Georgia Department of Transportation officials said Wednesday they plan to spend $12.4 million in federal and state money to widen a 1-mile stretch between Paces Mill and Akers Mill roads. The project will be at no expense to Cobb County and will transform the five-lane road with two travel lanes in each direction and a center turn lane into a six-lane road with three lanes in each direction.
It’s expected to be completed in June 2016.
Mark McKinnon, GDOT spokesman, says that’s a normal timeline for a project of this size and the department will do what it can to minimize lane closures during weekdays with some work being completed on weekends and at night.
The bulk of the project won’t actually be widening the road but moving utilities buried under the street.
“It takes quite a while to do utility relocation. People don’t think about it but under the road way there are utilities there that have to be moved,” McKinnon said. He said it can take a year just to move the utilities.
When the project is done, drivers will notice a significant difference in traffic, McKinnon said.
The section of Cobb Parkway targeted in the project not only sees traffic from commuters heading into downtown Atlanta but also from drivers seeking refuge from congestion on Interstates 75 and 285.
“The rest of the time, it’s not really a problem,” said Robin Dickson, owner of Allure Dance Studio at 2890 Cobb Pkwy., Atlanta, near Akers Mill Road.
Looking out of his dance studio Wednesday, Dickson said traffic seemed to be moving along at a fast pace, but it’s when an accident or other delay happens on the interstate that traffic backs up.
He called the widening project a “Catch 22.”
Widening the road could make it more difficult for clients to find his business, Dickson said, but it may give him more exposure.
“I think it will ultimately hurt some business, but on the other hand, maybe it will expose Cobb Parkway to more cars and people will see all the wonderful businesses on Cobb Parkway,” Dickson said.
The project takes into account the long-term growth expected in Cobb and is intended to alleviate traffic as more people working in Atlanta seek out suburban homes in Cobb.

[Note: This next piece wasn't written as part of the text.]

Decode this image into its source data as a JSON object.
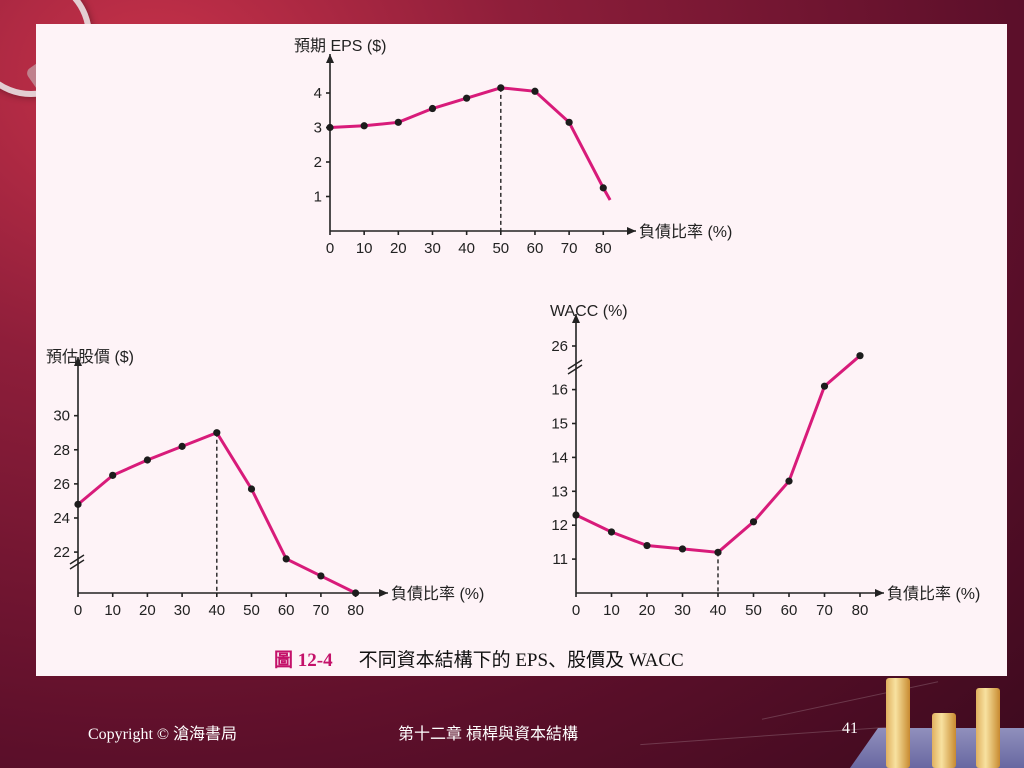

“The growth, of course, in Cobb County over the last 20 years has been huge, and it continues to grow,” McKinnon said.
Bob Ott, who represents the area on the Cobb Board of Commissioners, says it should “greatly enhance” traffic flow for the area that is in the middle of the Cumberland Community Improvement District where high density condo buildings are being built.
“I do think it will be an improvement in traffic,” Ott said.
The mile stretch of pavement set to be widened will join another road project under construction now.
Construction is underway for the widening of Cobb Parkway approaching the bridge crossing the Chattahoochee River at the Cobb-Fulton County line.
“We built the bridge in anticipation of this project,” McKinnon said.